To this end, we have chosen for a specific approach that is to a large extent focused on sources, but is at the same time methodologically experimental and innovative. And we do not want to allow ourselves to be restricted by the method and perspectives of just one discipline. The three keywords referred to above are the main components of the research approach adopted by Huygens ING. New knowledge about the past, as long as we did not witness past events ourselves, ultimately always comes from research into the primary sources (fundamental). The application of new methods in performing this research leads to new discoveries, greater efficiency and better substantiation (advanced). And the use of a broad spectrum of expertise (interdisciplinary) ensures insights into previously unobserved connections. We are studying the development of the Dutch economy, culture, knowledge production, politics and language from the Early Middle Ages to the present in interrelation.
Just as importantly, Huygens ING wants to play a leading role in innovations in the Dutch humanities. There is a need for this: technological developments require corresponding methodological innovations in the humanities, while at the same time the field is facing the challenge of maximising its social impact. The Institute wants to provide an environment for the incubation of new developments at the interface of the humanities and computer science. The focus in this is on questions involving the humanities. Such questions add just as much impetus to information technology as would be the case if the focus were reversed.
Partnerships and economies of scale are necessary for this to be achieved. Huygens ING is very interested in partnerships with the computer science departments of universities, with the IT sector and the creative industry and especially with the KNAW institutes with the prospect of establishing a joint Humanities Centre within the KNAW. The Institute wants to exercise as great a power of attraction as possible on young, talented and ambitious researchers; it aims to be a creative melting pot in which knowledge and unorthodox ideas from different disciplines are brought together.
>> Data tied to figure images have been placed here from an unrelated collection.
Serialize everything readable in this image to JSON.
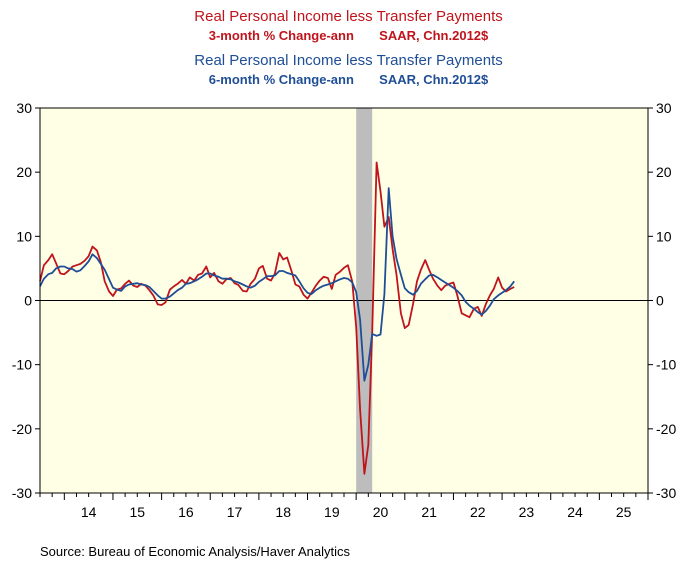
{
  "chart_data": {
    "type": "line",
    "title_lines": [
      {
        "text": "Real Personal Income less Transfer Payments",
        "color": "#c0141c",
        "style": "main"
      },
      {
        "text": "3-month % Change-ann       SAAR, Chn.2012$",
        "color": "#c0141c",
        "style": "sub"
      },
      {
        "text": "Real Personal Income less Transfer Payments",
        "color": "#1f4e96",
        "style": "main"
      },
      {
        "text": "6-month % Change-ann       SAAR, Chn.2012$",
        "color": "#1f4e96",
        "style": "sub"
      }
    ],
    "ylim": [
      -30,
      30
    ],
    "yticks": [
      30,
      20,
      10,
      0,
      -10,
      -20,
      -30
    ],
    "xlim": [
      2013.5,
      2026.0
    ],
    "year_labels": [
      "14",
      "15",
      "16",
      "17",
      "18",
      "19",
      "20",
      "21",
      "22",
      "23",
      "24",
      "25"
    ],
    "recession": [
      2020.0,
      2020.33
    ],
    "background_color": "#ffffe5",
    "series": [
      {
        "color": "#c0141c",
        "points": [
          [
            2013.5,
            3.0
          ],
          [
            2013.58,
            5.5
          ],
          [
            2013.67,
            6.3
          ],
          [
            2013.75,
            7.2
          ],
          [
            2013.83,
            5.8
          ],
          [
            2013.92,
            4.2
          ],
          [
            2014.0,
            4.1
          ],
          [
            2014.08,
            4.6
          ],
          [
            2014.17,
            5.3
          ],
          [
            2014.25,
            5.5
          ],
          [
            2014.33,
            5.7
          ],
          [
            2014.42,
            6.2
          ],
          [
            2014.5,
            6.9
          ],
          [
            2014.58,
            8.4
          ],
          [
            2014.67,
            7.8
          ],
          [
            2014.75,
            6.0
          ],
          [
            2014.83,
            3.0
          ],
          [
            2014.92,
            1.4
          ],
          [
            2015.0,
            0.7
          ],
          [
            2015.08,
            1.7
          ],
          [
            2015.17,
            1.9
          ],
          [
            2015.25,
            2.6
          ],
          [
            2015.33,
            3.1
          ],
          [
            2015.42,
            2.3
          ],
          [
            2015.5,
            2.1
          ],
          [
            2015.58,
            2.6
          ],
          [
            2015.67,
            2.3
          ],
          [
            2015.75,
            1.6
          ],
          [
            2015.83,
            0.8
          ],
          [
            2015.92,
            -0.6
          ],
          [
            2016.0,
            -0.7
          ],
          [
            2016.08,
            -0.3
          ],
          [
            2016.17,
            1.7
          ],
          [
            2016.25,
            2.2
          ],
          [
            2016.33,
            2.6
          ],
          [
            2016.42,
            3.2
          ],
          [
            2016.5,
            2.6
          ],
          [
            2016.58,
            3.6
          ],
          [
            2016.67,
            3.1
          ],
          [
            2016.75,
            4.0
          ],
          [
            2016.83,
            4.2
          ],
          [
            2016.92,
            5.3
          ],
          [
            2017.0,
            3.6
          ],
          [
            2017.08,
            4.3
          ],
          [
            2017.17,
            3.0
          ],
          [
            2017.25,
            2.6
          ],
          [
            2017.33,
            3.3
          ],
          [
            2017.42,
            3.5
          ],
          [
            2017.5,
            2.7
          ],
          [
            2017.58,
            2.4
          ],
          [
            2017.67,
            1.5
          ],
          [
            2017.75,
            1.4
          ],
          [
            2017.83,
            2.6
          ],
          [
            2017.92,
            3.4
          ],
          [
            2018.0,
            5.0
          ],
          [
            2018.08,
            5.4
          ],
          [
            2018.17,
            3.4
          ],
          [
            2018.25,
            3.1
          ],
          [
            2018.33,
            4.2
          ],
          [
            2018.42,
            7.4
          ],
          [
            2018.5,
            6.4
          ],
          [
            2018.58,
            6.7
          ],
          [
            2018.67,
            4.6
          ],
          [
            2018.75,
            2.5
          ],
          [
            2018.83,
            2.2
          ],
          [
            2018.92,
            0.9
          ],
          [
            2019.0,
            0.3
          ],
          [
            2019.08,
            1.2
          ],
          [
            2019.17,
            2.3
          ],
          [
            2019.25,
            3.1
          ],
          [
            2019.33,
            3.7
          ],
          [
            2019.42,
            3.5
          ],
          [
            2019.5,
            1.8
          ],
          [
            2019.58,
            4.0
          ],
          [
            2019.67,
            4.5
          ],
          [
            2019.75,
            5.1
          ],
          [
            2019.83,
            5.5
          ],
          [
            2019.92,
            2.9
          ],
          [
            2020.0,
            -4.2
          ],
          [
            2020.08,
            -17.0
          ],
          [
            2020.17,
            -27.0
          ],
          [
            2020.25,
            -22.5
          ],
          [
            2020.33,
            -5.0
          ],
          [
            2020.42,
            21.5
          ],
          [
            2020.5,
            17.0
          ],
          [
            2020.58,
            11.5
          ],
          [
            2020.67,
            13.0
          ],
          [
            2020.75,
            8.0
          ],
          [
            2020.83,
            4.0
          ],
          [
            2020.92,
            -2.0
          ],
          [
            2021.0,
            -4.3
          ],
          [
            2021.08,
            -3.8
          ],
          [
            2021.17,
            -0.5
          ],
          [
            2021.25,
            3.0
          ],
          [
            2021.33,
            4.8
          ],
          [
            2021.42,
            6.3
          ],
          [
            2021.5,
            4.8
          ],
          [
            2021.58,
            3.4
          ],
          [
            2021.67,
            2.3
          ],
          [
            2021.75,
            1.6
          ],
          [
            2021.83,
            2.3
          ],
          [
            2021.92,
            2.6
          ],
          [
            2022.0,
            2.8
          ],
          [
            2022.08,
            0.8
          ],
          [
            2022.17,
            -2.0
          ],
          [
            2022.25,
            -2.3
          ],
          [
            2022.33,
            -2.6
          ],
          [
            2022.42,
            -1.3
          ],
          [
            2022.5,
            -1.0
          ],
          [
            2022.58,
            -2.4
          ],
          [
            2022.67,
            -0.5
          ],
          [
            2022.75,
            0.8
          ],
          [
            2022.83,
            1.8
          ],
          [
            2022.92,
            3.6
          ],
          [
            2023.0,
            2.0
          ],
          [
            2023.08,
            1.4
          ],
          [
            2023.17,
            1.8
          ],
          [
            2023.25,
            2.1
          ]
        ]
      },
      {
        "color": "#1f4e96",
        "points": [
          [
            2013.5,
            2.2
          ],
          [
            2013.58,
            3.4
          ],
          [
            2013.67,
            4.1
          ],
          [
            2013.75,
            4.3
          ],
          [
            2013.83,
            5.0
          ],
          [
            2013.92,
            5.3
          ],
          [
            2014.0,
            5.3
          ],
          [
            2014.08,
            5.0
          ],
          [
            2014.17,
            4.9
          ],
          [
            2014.25,
            4.5
          ],
          [
            2014.33,
            4.7
          ],
          [
            2014.42,
            5.4
          ],
          [
            2014.5,
            6.1
          ],
          [
            2014.58,
            7.2
          ],
          [
            2014.67,
            6.6
          ],
          [
            2014.75,
            5.7
          ],
          [
            2014.83,
            4.8
          ],
          [
            2014.92,
            3.3
          ],
          [
            2015.0,
            2.0
          ],
          [
            2015.08,
            1.7
          ],
          [
            2015.17,
            1.5
          ],
          [
            2015.25,
            2.2
          ],
          [
            2015.33,
            2.5
          ],
          [
            2015.42,
            2.6
          ],
          [
            2015.5,
            2.7
          ],
          [
            2015.58,
            2.5
          ],
          [
            2015.67,
            2.4
          ],
          [
            2015.75,
            2.1
          ],
          [
            2015.83,
            1.5
          ],
          [
            2015.92,
            0.8
          ],
          [
            2016.0,
            0.3
          ],
          [
            2016.08,
            0.3
          ],
          [
            2016.17,
            0.6
          ],
          [
            2016.25,
            1.1
          ],
          [
            2016.33,
            1.6
          ],
          [
            2016.42,
            2.0
          ],
          [
            2016.5,
            2.6
          ],
          [
            2016.58,
            2.7
          ],
          [
            2016.67,
            3.0
          ],
          [
            2016.75,
            3.3
          ],
          [
            2016.83,
            3.7
          ],
          [
            2016.92,
            4.2
          ],
          [
            2017.0,
            4.2
          ],
          [
            2017.08,
            3.9
          ],
          [
            2017.17,
            3.7
          ],
          [
            2017.25,
            3.4
          ],
          [
            2017.33,
            3.4
          ],
          [
            2017.42,
            3.3
          ],
          [
            2017.5,
            3.0
          ],
          [
            2017.58,
            2.8
          ],
          [
            2017.67,
            2.5
          ],
          [
            2017.75,
            2.2
          ],
          [
            2017.83,
            2.0
          ],
          [
            2017.92,
            2.3
          ],
          [
            2018.0,
            2.9
          ],
          [
            2018.08,
            3.3
          ],
          [
            2018.17,
            3.8
          ],
          [
            2018.25,
            3.8
          ],
          [
            2018.33,
            3.9
          ],
          [
            2018.42,
            4.6
          ],
          [
            2018.5,
            4.6
          ],
          [
            2018.58,
            4.3
          ],
          [
            2018.67,
            4.1
          ],
          [
            2018.75,
            3.9
          ],
          [
            2018.83,
            3.0
          ],
          [
            2018.92,
            1.9
          ],
          [
            2019.0,
            1.2
          ],
          [
            2019.08,
            1.0
          ],
          [
            2019.17,
            1.6
          ],
          [
            2019.25,
            2.0
          ],
          [
            2019.33,
            2.3
          ],
          [
            2019.42,
            2.5
          ],
          [
            2019.5,
            2.7
          ],
          [
            2019.58,
            3.0
          ],
          [
            2019.67,
            3.3
          ],
          [
            2019.75,
            3.5
          ],
          [
            2019.83,
            3.4
          ],
          [
            2019.92,
            2.8
          ],
          [
            2020.0,
            1.3
          ],
          [
            2020.08,
            -3.0
          ],
          [
            2020.17,
            -12.5
          ],
          [
            2020.25,
            -10.0
          ],
          [
            2020.33,
            -5.2
          ],
          [
            2020.42,
            -5.5
          ],
          [
            2020.5,
            -5.3
          ],
          [
            2020.58,
            1.0
          ],
          [
            2020.67,
            17.5
          ],
          [
            2020.75,
            10.0
          ],
          [
            2020.83,
            6.5
          ],
          [
            2020.92,
            4.0
          ],
          [
            2021.0,
            1.9
          ],
          [
            2021.08,
            1.3
          ],
          [
            2021.17,
            0.9
          ],
          [
            2021.25,
            1.5
          ],
          [
            2021.33,
            2.6
          ],
          [
            2021.42,
            3.3
          ],
          [
            2021.5,
            3.9
          ],
          [
            2021.58,
            4.0
          ],
          [
            2021.67,
            3.6
          ],
          [
            2021.75,
            3.2
          ],
          [
            2021.83,
            2.8
          ],
          [
            2021.92,
            2.4
          ],
          [
            2022.0,
            2.0
          ],
          [
            2022.08,
            1.5
          ],
          [
            2022.17,
            0.8
          ],
          [
            2022.25,
            -0.2
          ],
          [
            2022.33,
            -0.8
          ],
          [
            2022.42,
            -1.3
          ],
          [
            2022.5,
            -1.8
          ],
          [
            2022.58,
            -2.2
          ],
          [
            2022.67,
            -1.6
          ],
          [
            2022.75,
            -0.8
          ],
          [
            2022.83,
            0.2
          ],
          [
            2022.92,
            0.8
          ],
          [
            2023.0,
            1.2
          ],
          [
            2023.08,
            1.6
          ],
          [
            2023.17,
            2.2
          ],
          [
            2023.25,
            3.0
          ]
        ]
      }
    ],
    "source": "Source:  Bureau of Economic Analysis/Haver Analytics"
  }
}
The Humanities Centre can play a major role in this aim.
Huygens ING is striving not only to achieve good research results, but also to be socially useful. We are here for, and work with, fellow researchers, the education sector, the business community, the media, the heritage sector and everyone who has a need for new and reliable knowledge about Dutch culture and history. Such knowledge promotes participatory citizenship and identity awareness and contributes to a stable and “intelligent” society.
The works produced by Huygens ING take many forms, including: traditional articles for journals and monographs, and digital editions, websites, databases, tools, serious games and telephone apps. We also aim to be experimental and innovative in terms of dissemination. We are well aware that digital products require a solid, low-maintenance and sustainable digital infrastructure that is seamlessly aligned with national and international infrastructures.
What particularly distinguishes a KNAW research institute like Huygens ING from universities is its pure focus on research, in an environment with as little bureaucracy as possible, with the flexibility and short lines that make it possible to respond with lightening speed to new developments. The physical clustering of researchers with diverse expertise that is rare elsewhere, stimulates a constant, informal exchange of ideas so that new ideas can be implemented quickly. The capacity to construct and maintain a digital infrastructure for the long term also sets the Institute apart. The KNAW is aware that it has a role to play in this respect and Huygens ING wants its own role to be an instrumental one.